Hey!
I’m learning Python and I have a simple question about not.
In which case not could be used in a real situation? I don’t understand why I should be able to invert my bool. Can you provide a real-life example? thanks!
Hey there and welcome to the forums! There are often times when you want to make something happen if something is not True
.
As an example lets say we are working on an interface for a house rental company. They want their users to be able to come online and find out what houses are available and in their data they store their available homes in a list. The program loops through the loop and shows users the available homes:
houses_available = ['this house', 'this other house', 'another house']

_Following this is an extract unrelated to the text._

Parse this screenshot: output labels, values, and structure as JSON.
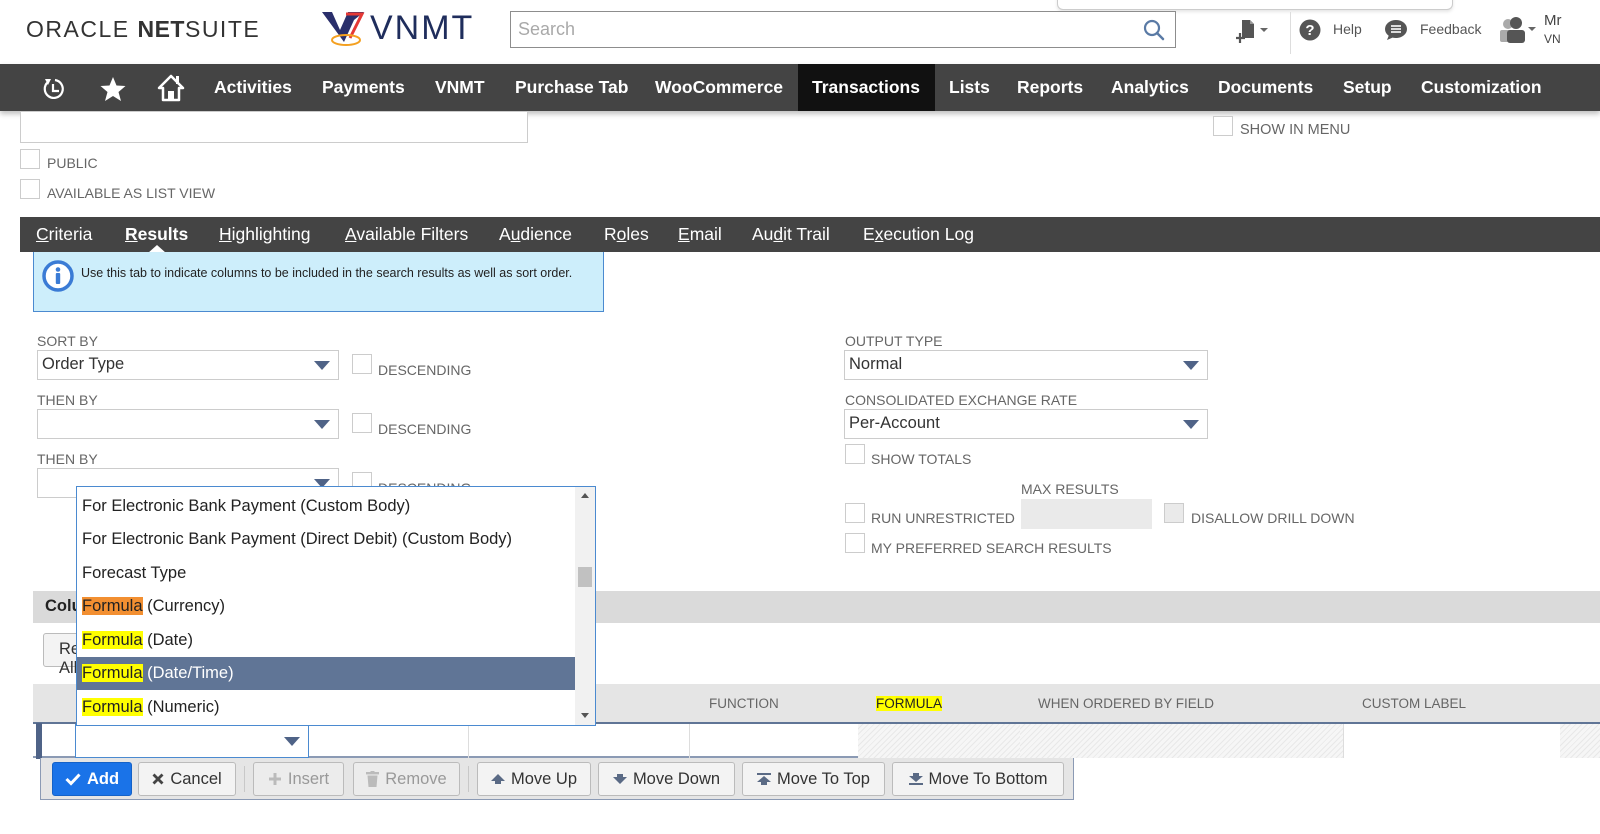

for house in houses_available:
print(house)
But now if there are no houses available the user may just be granted with a blank screen and no explanation. Here we can learn that an empty list returns a False
value and an if
can be implemented to inform users if no house is open:
houses_available = []
if not houses_available:
print("Sorry, no houses available")
else:
for house in houses_available:
print(house)
Other uses can be found when pairing not
with in
:
natural_numbers = [1, 2, 4, 5]
if 3 not in natural_numbers:
print("You forgot 3 :(")
I actually used not
earlier when showing a user how to remove duplicate items from a list:
lst = ["Cole", "Kip", "Chris", "Sylvana", "Chris"]
def unique(lst):
result = []
for i in lst:
if i not in result:
result.append(i)
return result
print(unique(lst))
Thanks! Really clear examples, I think during the lesson is talking about of cases where we want to invert a True. why not use directly False then?
It can be thought of as semantic shorthand. In a filter of large items our brains easily think of if this is not what we want
instead of conditions for what we want are false
. More deeply, its inclusion is because in terms of prepositional logic and boolean algebra, it’s standard to have an inversion operation (see DeMorgan’s Law).
In some languages they use a !
to invert, so:
if (!is_fresh(food)){
throw_out(food);
}
or in python
if not is_fresh(food):
throw_out(food)
Notice how it’s more rhetorical to write:
if is_fresh(food) == False:
throw_out(food)
When we read it, we actually have to think back to the first part of the condition to fully understand it.
In more complicated examples (thinking back to math here) it can also largely simplify things:
not A or not B or not C or not D
is equivalent to
not (A and B and C and D)
(by DeMorgan's Law)
the more complicated the inner expressions are, the more useful these type of simplifications become.